You are viewing a plain text version of this content. The canonical link for it is here.
Posted to users@subversion.apache.org by Matt Pounsett <ma...@cira.ca> on 2004/09/07 23:21:29 UTC
Lockups on large initial import (was: Re: Failures importing binaries)
Okay.. I finally got the time to look at this again, and here's what
I've got.
Running Joe Orton's subversion-1.0.6 and mod_dav_svn-1.0.6 RPMs on
RedHat Edge Server 3.x (fully updated). The repository in question is
accessed via https using Apache (RedHat's httpd-2.0.46-38.ent). The
https certificate is self-signed (probably irrelevant, but what the
hay). I've changed the default LANG environment variable from
en_US.UTF-8 to just en_US, and have removed the "AddDefaultCharset
UTF-8" which was set by default in the httpd.conf ... I did this to
remove problems we were having with ISO-8859-1 encoded files which our
web developer's tools output.
The web site in question is approximately 1.4GB of data spread over
~17000 files. It's a mixture of HTML, a small number of images
(decoration and buttons, nothing big), Word docs, PDFs and raw text.
The largest file is 18M, and the smallest is 0 bytes.
I've tried doing my initial import using two basic methods. Both
methods fail consistently, but exactly how they fail seems to vary.
First:
svnadmin create
svn import
This method fails in one of two ways:
1) svn locks up. An strace I ran on one iteration showed it was
waiting for a write() call to complete. Apache logs a PUT and
PROPPATCH for the second-to-last file displayed by the svn client. In
this state, svn doesn't appear to respond to any keyboard input, and so
far after 20 minutes it hasn't timed out and died on its own. strace
shows it attempting to handle a ^C, but the sighandler doesn't cause it
to exit. So far I've only been able to get svn to exit by sending it a
sig kill.
2) svn dies with an error like the following:
svn: PUT of
/web-www/!svn/wrk/9384d977-87e3-0310-9c18-e8a479a54b6e/www/fr/webcast/
2002/2002.05.28/fcir020528-avs/msh-jm.htm: Could not read status line:
Connection reset by peer (https://svn.cira.ca)

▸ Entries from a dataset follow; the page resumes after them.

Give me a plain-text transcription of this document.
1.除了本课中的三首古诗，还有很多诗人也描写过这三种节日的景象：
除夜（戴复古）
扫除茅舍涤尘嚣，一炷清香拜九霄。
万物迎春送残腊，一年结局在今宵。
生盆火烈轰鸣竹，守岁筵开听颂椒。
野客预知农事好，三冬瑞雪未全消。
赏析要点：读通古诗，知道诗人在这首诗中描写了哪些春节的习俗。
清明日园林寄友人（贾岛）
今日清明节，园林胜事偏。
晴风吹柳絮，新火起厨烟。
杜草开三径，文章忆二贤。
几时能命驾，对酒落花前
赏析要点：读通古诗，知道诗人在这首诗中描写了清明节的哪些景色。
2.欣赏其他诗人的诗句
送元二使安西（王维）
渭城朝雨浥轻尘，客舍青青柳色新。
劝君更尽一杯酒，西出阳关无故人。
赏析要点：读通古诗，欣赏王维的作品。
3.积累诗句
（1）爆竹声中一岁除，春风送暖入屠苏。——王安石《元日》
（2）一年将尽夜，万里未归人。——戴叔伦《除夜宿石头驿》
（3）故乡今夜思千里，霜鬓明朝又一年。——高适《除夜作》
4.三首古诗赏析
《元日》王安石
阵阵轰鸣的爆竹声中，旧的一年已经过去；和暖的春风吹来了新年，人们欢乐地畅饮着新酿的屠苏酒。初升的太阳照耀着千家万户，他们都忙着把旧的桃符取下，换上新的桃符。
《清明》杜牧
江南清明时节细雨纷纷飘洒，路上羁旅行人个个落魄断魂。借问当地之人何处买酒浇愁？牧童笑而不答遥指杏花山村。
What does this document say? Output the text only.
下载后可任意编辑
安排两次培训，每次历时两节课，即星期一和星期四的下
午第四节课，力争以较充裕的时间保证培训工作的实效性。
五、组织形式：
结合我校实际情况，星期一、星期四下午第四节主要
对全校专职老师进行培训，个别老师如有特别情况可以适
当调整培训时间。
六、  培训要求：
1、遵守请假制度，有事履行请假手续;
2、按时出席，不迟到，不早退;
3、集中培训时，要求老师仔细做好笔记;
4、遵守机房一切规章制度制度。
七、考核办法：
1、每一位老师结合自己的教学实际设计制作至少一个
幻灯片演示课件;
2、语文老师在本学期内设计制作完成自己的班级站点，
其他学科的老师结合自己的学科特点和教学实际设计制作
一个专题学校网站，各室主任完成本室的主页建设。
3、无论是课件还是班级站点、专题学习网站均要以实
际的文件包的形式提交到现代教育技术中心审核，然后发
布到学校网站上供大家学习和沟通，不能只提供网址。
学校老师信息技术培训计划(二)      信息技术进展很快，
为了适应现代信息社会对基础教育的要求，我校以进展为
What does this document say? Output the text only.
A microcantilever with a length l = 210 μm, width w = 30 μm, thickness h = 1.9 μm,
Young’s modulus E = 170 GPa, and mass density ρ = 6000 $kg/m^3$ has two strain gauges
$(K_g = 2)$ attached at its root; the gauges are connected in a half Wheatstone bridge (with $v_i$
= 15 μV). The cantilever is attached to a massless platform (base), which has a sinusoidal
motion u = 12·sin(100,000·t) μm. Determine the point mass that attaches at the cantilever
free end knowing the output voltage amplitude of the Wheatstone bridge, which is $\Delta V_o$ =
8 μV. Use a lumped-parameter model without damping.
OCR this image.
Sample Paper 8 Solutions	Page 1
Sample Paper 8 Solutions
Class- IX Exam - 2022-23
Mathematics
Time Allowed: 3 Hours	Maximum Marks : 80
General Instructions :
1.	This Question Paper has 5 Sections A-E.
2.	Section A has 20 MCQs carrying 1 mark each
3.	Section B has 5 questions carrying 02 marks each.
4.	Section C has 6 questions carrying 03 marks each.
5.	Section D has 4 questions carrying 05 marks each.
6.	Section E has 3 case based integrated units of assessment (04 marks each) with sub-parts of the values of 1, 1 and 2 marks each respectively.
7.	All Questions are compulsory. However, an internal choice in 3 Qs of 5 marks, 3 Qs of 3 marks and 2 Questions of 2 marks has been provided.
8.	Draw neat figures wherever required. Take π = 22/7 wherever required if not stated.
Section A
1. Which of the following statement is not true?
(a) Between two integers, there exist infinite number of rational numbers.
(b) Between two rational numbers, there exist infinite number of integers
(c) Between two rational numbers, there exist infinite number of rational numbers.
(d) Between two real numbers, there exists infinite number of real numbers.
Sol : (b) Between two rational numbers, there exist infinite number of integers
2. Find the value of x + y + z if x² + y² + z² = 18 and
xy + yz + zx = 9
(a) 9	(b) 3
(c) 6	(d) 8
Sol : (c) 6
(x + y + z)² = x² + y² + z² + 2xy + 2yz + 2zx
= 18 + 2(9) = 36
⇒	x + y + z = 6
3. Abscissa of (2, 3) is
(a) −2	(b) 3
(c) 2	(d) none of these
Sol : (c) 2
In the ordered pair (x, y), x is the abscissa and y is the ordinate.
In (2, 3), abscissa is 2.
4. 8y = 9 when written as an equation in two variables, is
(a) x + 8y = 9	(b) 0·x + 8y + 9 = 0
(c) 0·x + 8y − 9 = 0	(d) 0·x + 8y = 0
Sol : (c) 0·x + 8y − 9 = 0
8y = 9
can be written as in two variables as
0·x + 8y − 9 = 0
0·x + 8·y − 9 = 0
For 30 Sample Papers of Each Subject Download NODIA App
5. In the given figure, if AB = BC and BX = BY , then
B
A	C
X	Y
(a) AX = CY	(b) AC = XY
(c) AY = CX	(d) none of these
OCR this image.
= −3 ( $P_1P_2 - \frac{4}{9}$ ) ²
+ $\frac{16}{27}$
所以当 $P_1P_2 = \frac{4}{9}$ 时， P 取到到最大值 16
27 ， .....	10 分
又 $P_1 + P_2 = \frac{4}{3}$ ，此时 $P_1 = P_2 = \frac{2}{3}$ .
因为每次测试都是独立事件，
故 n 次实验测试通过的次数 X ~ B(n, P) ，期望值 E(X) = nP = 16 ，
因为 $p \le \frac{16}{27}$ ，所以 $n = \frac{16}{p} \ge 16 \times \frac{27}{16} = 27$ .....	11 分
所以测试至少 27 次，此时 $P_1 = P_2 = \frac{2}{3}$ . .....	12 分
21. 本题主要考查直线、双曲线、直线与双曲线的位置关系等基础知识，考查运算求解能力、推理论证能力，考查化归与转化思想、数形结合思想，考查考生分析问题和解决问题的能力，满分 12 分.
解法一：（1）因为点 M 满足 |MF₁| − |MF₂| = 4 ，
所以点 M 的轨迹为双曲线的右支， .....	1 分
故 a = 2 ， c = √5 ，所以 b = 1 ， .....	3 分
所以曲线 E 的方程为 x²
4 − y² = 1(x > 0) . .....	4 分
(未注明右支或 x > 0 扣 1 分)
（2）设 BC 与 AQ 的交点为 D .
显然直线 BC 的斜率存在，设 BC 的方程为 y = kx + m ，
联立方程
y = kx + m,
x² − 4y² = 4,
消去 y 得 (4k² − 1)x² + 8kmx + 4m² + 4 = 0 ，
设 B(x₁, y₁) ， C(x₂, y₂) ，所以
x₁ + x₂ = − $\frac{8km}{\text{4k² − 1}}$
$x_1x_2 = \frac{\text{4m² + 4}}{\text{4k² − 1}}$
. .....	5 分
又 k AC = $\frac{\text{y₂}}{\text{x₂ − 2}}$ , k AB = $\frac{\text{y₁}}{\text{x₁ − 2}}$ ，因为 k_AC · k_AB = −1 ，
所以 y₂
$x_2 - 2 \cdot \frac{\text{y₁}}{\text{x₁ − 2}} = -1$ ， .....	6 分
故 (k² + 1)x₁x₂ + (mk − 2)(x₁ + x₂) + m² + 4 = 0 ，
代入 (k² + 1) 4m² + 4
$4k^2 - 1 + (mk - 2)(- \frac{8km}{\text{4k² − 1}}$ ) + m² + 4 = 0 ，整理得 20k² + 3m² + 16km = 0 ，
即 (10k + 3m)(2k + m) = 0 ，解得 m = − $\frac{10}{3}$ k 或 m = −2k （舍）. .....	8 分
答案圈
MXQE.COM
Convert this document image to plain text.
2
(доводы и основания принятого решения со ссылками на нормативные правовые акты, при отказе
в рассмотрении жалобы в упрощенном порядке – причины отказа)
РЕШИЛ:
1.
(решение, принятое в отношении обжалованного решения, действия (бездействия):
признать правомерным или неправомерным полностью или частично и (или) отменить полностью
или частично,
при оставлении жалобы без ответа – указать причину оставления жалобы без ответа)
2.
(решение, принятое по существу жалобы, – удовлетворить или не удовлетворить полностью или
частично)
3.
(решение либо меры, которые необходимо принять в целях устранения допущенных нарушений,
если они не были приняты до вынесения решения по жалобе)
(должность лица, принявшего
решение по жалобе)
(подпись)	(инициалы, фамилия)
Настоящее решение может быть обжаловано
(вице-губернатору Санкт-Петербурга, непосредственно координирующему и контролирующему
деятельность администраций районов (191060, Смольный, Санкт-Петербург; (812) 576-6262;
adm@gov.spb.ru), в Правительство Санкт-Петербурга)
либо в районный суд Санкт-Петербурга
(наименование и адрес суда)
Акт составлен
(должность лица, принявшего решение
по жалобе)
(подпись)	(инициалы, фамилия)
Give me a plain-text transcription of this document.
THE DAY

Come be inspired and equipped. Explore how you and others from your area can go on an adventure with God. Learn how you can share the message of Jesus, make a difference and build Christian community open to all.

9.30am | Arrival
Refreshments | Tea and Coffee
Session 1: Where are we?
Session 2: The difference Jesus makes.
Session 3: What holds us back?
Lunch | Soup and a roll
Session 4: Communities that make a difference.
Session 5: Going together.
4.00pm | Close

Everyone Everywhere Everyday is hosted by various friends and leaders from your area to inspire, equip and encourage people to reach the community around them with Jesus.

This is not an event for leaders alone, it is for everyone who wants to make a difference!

Regardless of which way it dies, this method leaves a large number of
log.NNNN files in the db directory (anywhere from dozens to thousands,
depending on where in the import it died), and causes the repository to
be unusable. Subsequent attempts to access the repository for any type
of transaction result in a timeout after several minutes.. it must be
deleted and re-created with svnadmin.
Second:
svn create
svn checkout
cp <orig_source> <workdir>
svn add *
svn commit
The commit makes it past all the "Adding.." lines and into Transmitting
file data. This runs for some period of time, then appears to hang for
a while (one strace showed it waiting on a select() call), and
eventually dies with an error like the following:
svn: Commit failed (details follow):
svn: At least one property change failed; repository is unchanged
The last entry logged by Apache in this case is a successful PUT.
I've also received a timeout message here.. though my tests today
haven't produced one so I haven't got a capture of the exact text.
This also appears to leave the database in an unusable state.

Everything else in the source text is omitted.